The British Council for Offices annual conference, held in Glasgow, included a seminar on the controversial Portcullis House that focused almost entirely on its cost.

David Selby, associate at architect Michael Hopkins & Partners, and John Berry, director of engineer Ove Arup & Partners, were grilled on the project by an aggressive audience made up of executives from contractors, QSs and architects.

The building, which was designed to last 200 years, was also criticised for its inflexible layout – the individual office spaces for 200-plus MPs cannot easily be changed.

Selby admitted that, with hindsight, the project might have been designed differently, possibly with more reference to likely changes in its use.

He said: "One might have attempted to look into the future in some way. That is possibly an area we might have discussed more." He said there had been no precedent for open-plan working in the Palace of Westminster, but the audience insisted that the building layout might need to be rethought within the next 30 years.

The audience also pressed the project team to explain how the project brief was drawn up.

There was a feeling in the audience that the professionals might have reined in the MPs, instead of agreeing to a brief that has now caused them embarrassment.

Asked about Hopkins' role, Selby said: "The brief was written by the Parliamentary Works Directorate in consultation with the design team." Selby said if the building had only been designed to last 60 years, bronze cladding might not have been used. But he defended the process by which MPs approved the project, insisting that they are "quite good at scrutinising themselves".

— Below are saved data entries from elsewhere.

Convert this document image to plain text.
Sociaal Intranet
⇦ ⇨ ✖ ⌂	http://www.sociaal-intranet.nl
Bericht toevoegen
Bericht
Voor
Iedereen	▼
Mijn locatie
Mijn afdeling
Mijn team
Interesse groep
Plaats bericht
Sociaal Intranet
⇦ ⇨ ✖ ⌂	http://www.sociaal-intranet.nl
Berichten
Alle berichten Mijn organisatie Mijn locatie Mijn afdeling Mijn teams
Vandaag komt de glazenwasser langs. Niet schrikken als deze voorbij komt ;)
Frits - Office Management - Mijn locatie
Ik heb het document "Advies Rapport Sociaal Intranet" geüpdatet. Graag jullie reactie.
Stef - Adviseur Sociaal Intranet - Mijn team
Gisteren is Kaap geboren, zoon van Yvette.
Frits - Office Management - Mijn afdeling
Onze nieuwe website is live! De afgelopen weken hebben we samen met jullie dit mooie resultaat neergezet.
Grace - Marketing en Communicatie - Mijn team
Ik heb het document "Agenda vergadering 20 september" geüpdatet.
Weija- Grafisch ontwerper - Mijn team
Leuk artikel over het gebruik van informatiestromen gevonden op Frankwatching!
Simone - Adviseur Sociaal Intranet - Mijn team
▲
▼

Cyril Sweett & Partners chairman Francis Ives, who sat on the panel for the seminar, The Price is Right or is it? A Review of the New Parliamentary Building, dissected its costs in detail.

He said the building got "nought out of 10" for flexibility and said he was sure that technology would begin to overtake the current design over the next 60 years.

He also questioned the project team's persistent assertions that the building is on budget, given that its cost has grown by more than £100m.

Much of this has been blamed on inflation, but Ives doubted that this could account for the total rise. He said he "struggled" to understand how the building could cost £250m, despite its 200-year life and the problems caused by delayed work at Westminster Station, which is situated underneath the building.

But Ives said the building did deserve praise for its water conservation.